How, How, HOW has it been 6 months since my last post? My mind is officially boggled. My bike is lying on its side in shock above. A lot has happened in 6 months I guess. The half marathon, trips to Sofia, London, France, Switzerland, Soest and Doha, visits from my mom and a few friends, a friend's wedding and reunions with friends from Lannion and Tübingen, and that whole Germany winning the World Cup thing. Plus a boy/heartbreak situation I won't go into here, but will say was equally lovely and heart-wrenching.
World Cup Final: That was fun
Yet despite all the above, the majority has remained the same, leaving me feeling a littttttle antsy. A few weeks ago, in an attempt to mix things up, I tried to do one thing differently every day. Well I meant to try one thing differently every day but lost steam around day 4. Though to be fair, sharing this "failure" with you all is "different" for me - usually I would ignore it completely since I didn't officially finish what was a very unofficial project to begin with. Anyways. I tried things like taking different routes to work on my bike or biking to new parts of town, taking a spontaneous weeknight evening stroll through the Tiergarten, and going vegan for an entire day. Nothing crazy obviously, just minor efforts to show myself that I can make things different if I want them to be different.

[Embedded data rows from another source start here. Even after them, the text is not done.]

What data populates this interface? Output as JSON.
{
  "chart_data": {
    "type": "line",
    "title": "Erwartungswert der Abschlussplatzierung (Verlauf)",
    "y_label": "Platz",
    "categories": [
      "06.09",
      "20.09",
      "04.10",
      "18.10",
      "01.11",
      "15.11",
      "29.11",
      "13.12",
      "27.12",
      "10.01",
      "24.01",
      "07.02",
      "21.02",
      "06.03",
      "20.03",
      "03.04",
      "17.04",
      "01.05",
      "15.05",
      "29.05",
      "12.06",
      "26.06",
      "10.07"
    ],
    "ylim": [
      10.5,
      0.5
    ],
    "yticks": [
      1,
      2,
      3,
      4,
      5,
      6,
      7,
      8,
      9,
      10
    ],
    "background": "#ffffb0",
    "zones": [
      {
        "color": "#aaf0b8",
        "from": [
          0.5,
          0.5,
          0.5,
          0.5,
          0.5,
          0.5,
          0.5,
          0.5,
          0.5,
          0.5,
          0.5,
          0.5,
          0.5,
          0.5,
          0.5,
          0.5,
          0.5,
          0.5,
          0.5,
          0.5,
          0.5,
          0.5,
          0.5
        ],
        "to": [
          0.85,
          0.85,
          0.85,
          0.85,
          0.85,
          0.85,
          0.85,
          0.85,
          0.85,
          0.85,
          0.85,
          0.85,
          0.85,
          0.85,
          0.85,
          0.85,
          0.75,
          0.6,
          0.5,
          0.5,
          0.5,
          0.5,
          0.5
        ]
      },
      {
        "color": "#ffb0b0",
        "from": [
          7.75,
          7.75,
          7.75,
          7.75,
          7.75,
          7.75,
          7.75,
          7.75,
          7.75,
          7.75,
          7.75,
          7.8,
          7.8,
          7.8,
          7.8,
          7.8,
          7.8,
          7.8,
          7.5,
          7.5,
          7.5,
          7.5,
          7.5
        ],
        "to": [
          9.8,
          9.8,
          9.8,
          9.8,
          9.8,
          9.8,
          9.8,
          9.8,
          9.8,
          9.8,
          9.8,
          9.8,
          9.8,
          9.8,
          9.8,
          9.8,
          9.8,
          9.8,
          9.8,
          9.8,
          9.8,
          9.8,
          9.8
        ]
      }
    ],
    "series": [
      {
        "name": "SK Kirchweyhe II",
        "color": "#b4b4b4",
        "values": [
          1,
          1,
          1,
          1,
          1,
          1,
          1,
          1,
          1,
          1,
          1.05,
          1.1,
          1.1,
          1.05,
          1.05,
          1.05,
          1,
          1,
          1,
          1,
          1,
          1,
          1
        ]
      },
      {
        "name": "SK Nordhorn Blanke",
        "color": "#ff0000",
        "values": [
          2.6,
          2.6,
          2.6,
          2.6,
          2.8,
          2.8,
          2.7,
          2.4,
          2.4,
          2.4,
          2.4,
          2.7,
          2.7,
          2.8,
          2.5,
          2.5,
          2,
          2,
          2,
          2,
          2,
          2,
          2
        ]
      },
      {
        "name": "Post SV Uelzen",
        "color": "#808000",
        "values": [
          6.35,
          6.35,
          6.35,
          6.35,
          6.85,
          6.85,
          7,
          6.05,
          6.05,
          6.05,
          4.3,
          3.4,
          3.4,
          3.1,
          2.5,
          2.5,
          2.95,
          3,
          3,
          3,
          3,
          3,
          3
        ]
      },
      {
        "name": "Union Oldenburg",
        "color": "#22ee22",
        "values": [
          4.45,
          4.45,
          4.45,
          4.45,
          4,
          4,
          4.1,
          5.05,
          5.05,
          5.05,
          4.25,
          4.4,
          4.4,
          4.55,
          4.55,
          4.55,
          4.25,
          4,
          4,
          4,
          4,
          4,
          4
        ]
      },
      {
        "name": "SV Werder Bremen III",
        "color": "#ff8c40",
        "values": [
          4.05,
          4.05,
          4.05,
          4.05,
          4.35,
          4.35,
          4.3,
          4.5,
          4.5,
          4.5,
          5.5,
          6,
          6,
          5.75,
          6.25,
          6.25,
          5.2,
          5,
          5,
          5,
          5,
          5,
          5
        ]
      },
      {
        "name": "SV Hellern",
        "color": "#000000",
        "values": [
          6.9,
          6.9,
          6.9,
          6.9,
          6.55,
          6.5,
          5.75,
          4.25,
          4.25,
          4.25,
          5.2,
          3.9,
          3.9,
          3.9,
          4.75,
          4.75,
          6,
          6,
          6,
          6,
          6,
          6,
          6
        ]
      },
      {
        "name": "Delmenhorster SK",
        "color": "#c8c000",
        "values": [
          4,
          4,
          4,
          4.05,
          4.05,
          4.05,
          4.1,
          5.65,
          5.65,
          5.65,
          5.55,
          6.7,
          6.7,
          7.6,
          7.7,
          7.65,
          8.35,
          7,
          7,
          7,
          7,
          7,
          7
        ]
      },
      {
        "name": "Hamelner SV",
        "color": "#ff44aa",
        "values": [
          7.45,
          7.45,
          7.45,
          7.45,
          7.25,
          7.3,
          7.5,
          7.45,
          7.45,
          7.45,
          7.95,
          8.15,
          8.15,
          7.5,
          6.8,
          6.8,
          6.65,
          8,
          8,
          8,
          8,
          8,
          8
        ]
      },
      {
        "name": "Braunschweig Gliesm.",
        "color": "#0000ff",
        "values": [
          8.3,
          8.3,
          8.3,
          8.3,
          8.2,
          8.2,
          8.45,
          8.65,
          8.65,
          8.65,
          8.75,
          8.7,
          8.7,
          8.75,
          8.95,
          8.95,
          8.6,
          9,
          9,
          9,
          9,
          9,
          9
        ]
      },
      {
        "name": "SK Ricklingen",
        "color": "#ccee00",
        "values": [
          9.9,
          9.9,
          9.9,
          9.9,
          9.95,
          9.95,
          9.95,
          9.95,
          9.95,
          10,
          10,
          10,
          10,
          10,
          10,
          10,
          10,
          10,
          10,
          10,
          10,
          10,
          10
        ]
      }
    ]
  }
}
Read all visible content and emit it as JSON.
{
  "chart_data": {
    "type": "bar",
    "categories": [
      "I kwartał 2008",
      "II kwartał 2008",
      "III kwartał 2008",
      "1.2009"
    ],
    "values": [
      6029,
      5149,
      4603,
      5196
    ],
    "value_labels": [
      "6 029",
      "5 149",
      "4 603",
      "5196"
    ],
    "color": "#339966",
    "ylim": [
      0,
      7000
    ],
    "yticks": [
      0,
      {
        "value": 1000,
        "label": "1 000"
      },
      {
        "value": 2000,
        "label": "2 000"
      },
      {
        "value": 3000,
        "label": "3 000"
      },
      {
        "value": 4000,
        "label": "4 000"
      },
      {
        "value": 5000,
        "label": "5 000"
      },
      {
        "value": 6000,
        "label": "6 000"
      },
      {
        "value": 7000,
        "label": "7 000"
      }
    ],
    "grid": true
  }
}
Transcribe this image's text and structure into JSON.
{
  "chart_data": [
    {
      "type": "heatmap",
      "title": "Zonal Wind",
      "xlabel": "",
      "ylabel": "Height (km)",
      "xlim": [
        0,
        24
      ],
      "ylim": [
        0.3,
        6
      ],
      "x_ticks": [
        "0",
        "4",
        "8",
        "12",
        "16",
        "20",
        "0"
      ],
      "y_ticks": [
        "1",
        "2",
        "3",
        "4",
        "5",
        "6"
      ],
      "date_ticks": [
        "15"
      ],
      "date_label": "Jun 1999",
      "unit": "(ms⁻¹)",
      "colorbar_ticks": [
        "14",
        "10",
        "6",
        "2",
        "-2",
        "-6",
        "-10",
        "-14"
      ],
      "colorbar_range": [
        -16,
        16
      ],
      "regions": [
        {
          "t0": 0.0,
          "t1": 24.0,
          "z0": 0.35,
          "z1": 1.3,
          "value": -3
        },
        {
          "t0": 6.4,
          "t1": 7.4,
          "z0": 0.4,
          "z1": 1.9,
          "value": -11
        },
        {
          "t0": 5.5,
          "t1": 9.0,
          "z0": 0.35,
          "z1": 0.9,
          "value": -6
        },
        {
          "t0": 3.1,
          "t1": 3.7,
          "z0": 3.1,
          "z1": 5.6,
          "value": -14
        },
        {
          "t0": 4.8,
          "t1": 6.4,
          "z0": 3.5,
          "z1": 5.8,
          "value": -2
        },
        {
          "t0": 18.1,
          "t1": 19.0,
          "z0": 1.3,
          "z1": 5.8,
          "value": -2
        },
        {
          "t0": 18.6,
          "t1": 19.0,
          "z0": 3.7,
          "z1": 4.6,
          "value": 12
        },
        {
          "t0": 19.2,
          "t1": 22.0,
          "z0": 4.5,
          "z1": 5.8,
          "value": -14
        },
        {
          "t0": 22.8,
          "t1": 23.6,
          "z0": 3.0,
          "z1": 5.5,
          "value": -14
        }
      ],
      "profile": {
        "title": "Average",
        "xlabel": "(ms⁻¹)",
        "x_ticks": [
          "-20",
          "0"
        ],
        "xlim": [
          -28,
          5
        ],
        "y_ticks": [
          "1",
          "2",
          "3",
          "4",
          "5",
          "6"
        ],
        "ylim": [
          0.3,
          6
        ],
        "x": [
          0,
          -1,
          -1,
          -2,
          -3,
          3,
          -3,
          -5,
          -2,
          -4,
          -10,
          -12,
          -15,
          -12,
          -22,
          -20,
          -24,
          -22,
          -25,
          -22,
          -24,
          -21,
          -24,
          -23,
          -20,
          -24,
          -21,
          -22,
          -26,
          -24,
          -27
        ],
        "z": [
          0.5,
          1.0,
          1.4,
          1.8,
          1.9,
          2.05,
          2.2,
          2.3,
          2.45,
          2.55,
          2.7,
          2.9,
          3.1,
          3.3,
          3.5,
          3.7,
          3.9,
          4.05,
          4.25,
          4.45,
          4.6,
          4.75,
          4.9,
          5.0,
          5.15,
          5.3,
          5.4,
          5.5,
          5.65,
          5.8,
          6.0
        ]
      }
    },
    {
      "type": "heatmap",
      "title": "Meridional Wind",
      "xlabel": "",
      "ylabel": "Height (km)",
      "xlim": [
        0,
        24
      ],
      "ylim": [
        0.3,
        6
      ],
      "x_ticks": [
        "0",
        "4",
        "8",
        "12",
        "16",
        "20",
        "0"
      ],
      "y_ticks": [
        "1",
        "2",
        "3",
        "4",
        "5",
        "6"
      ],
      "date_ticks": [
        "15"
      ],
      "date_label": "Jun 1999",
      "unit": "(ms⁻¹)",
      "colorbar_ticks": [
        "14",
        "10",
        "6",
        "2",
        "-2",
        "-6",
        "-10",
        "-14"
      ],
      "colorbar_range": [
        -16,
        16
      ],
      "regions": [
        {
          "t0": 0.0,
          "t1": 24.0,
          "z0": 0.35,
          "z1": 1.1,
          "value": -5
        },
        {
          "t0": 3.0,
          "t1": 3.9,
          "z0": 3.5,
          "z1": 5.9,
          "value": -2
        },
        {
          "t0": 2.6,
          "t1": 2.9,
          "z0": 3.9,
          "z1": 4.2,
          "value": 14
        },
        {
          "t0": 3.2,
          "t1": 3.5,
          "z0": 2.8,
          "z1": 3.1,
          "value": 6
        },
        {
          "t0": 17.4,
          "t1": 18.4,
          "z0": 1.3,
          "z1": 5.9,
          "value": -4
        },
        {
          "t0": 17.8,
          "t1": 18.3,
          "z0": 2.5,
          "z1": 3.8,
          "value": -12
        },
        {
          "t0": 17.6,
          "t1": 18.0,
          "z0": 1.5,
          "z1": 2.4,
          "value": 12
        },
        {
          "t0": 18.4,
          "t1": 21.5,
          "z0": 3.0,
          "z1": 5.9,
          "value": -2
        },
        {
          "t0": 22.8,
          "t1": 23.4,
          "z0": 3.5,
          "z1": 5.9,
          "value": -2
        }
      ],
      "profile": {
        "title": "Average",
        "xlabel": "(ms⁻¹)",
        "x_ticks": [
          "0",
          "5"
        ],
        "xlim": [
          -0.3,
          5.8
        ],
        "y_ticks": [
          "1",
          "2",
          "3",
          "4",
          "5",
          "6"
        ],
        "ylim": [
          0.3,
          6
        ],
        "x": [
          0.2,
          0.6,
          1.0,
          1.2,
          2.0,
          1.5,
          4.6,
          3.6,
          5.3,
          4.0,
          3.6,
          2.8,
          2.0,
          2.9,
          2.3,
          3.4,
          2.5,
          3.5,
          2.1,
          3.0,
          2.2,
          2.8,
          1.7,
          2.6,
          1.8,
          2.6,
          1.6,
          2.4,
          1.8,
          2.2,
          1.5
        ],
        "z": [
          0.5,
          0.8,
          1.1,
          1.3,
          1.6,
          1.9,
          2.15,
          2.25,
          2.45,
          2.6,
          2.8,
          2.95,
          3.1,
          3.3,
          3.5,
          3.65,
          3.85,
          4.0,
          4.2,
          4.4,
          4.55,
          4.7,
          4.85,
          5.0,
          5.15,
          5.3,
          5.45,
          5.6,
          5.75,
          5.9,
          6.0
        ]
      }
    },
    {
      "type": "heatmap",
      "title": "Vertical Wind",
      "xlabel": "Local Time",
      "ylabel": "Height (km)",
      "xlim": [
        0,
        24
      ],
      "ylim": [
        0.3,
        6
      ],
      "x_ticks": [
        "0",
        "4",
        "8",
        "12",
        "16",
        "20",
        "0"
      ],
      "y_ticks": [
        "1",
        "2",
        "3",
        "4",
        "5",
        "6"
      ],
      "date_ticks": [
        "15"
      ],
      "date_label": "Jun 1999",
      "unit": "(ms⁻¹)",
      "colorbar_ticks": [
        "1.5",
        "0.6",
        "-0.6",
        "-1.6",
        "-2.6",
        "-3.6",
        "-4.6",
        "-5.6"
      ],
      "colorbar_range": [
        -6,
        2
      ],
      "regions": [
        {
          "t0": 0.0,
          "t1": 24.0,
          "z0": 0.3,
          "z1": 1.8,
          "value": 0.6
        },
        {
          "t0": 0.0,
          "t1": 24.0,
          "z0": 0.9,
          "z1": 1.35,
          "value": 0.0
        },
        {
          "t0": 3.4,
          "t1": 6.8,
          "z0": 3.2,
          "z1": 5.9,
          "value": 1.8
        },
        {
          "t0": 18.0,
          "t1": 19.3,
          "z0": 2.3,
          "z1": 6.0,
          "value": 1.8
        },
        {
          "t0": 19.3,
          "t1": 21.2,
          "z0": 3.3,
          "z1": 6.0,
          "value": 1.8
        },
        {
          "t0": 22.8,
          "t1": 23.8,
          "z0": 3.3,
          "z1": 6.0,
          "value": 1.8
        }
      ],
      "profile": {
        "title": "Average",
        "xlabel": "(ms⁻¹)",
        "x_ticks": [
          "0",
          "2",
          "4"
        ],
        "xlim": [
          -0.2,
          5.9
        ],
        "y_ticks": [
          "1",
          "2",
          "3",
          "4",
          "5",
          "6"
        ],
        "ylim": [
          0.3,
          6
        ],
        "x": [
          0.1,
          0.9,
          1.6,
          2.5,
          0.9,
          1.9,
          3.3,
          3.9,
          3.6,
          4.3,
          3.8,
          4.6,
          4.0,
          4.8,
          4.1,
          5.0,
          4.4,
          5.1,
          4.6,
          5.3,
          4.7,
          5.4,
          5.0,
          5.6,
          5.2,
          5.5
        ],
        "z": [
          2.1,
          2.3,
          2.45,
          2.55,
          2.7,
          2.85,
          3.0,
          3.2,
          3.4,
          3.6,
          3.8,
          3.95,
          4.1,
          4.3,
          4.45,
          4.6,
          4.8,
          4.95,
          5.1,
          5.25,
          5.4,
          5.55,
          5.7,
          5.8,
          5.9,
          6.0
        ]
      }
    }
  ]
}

It kinda worked I guess. I saw, experienced, and learned new things. Like what gears I should ride my bike in, locations of a few cute new cafes, and that not all tortillas are vegan. Like I said small things (though the bike gear thing was a revelation). But perhaps those changes weren't grandiose enough. It's surreal sometimes to think back at what this city meant for me as a tourist and what it means now, almost 3 years after living here. Routines can (and usually) settle in anywhere, and even though I'm still completely enthused and inspired by this place, it's usually the case that my days look somewhat similar. But I won't lie - I've been feeling a little like a spoiled brat having these thoughts in the first place. Are most of you just totally happy where you are, doing what you're doing? Or am I destined to live a perpetually confused and antsy life if I continue this transnational business? At this point I'm pretty sure it's a done deal either way though. A move anywhere else will surely leave me yearning for Berlin, which - in its own way - has been equally lovely and heart-wrenching.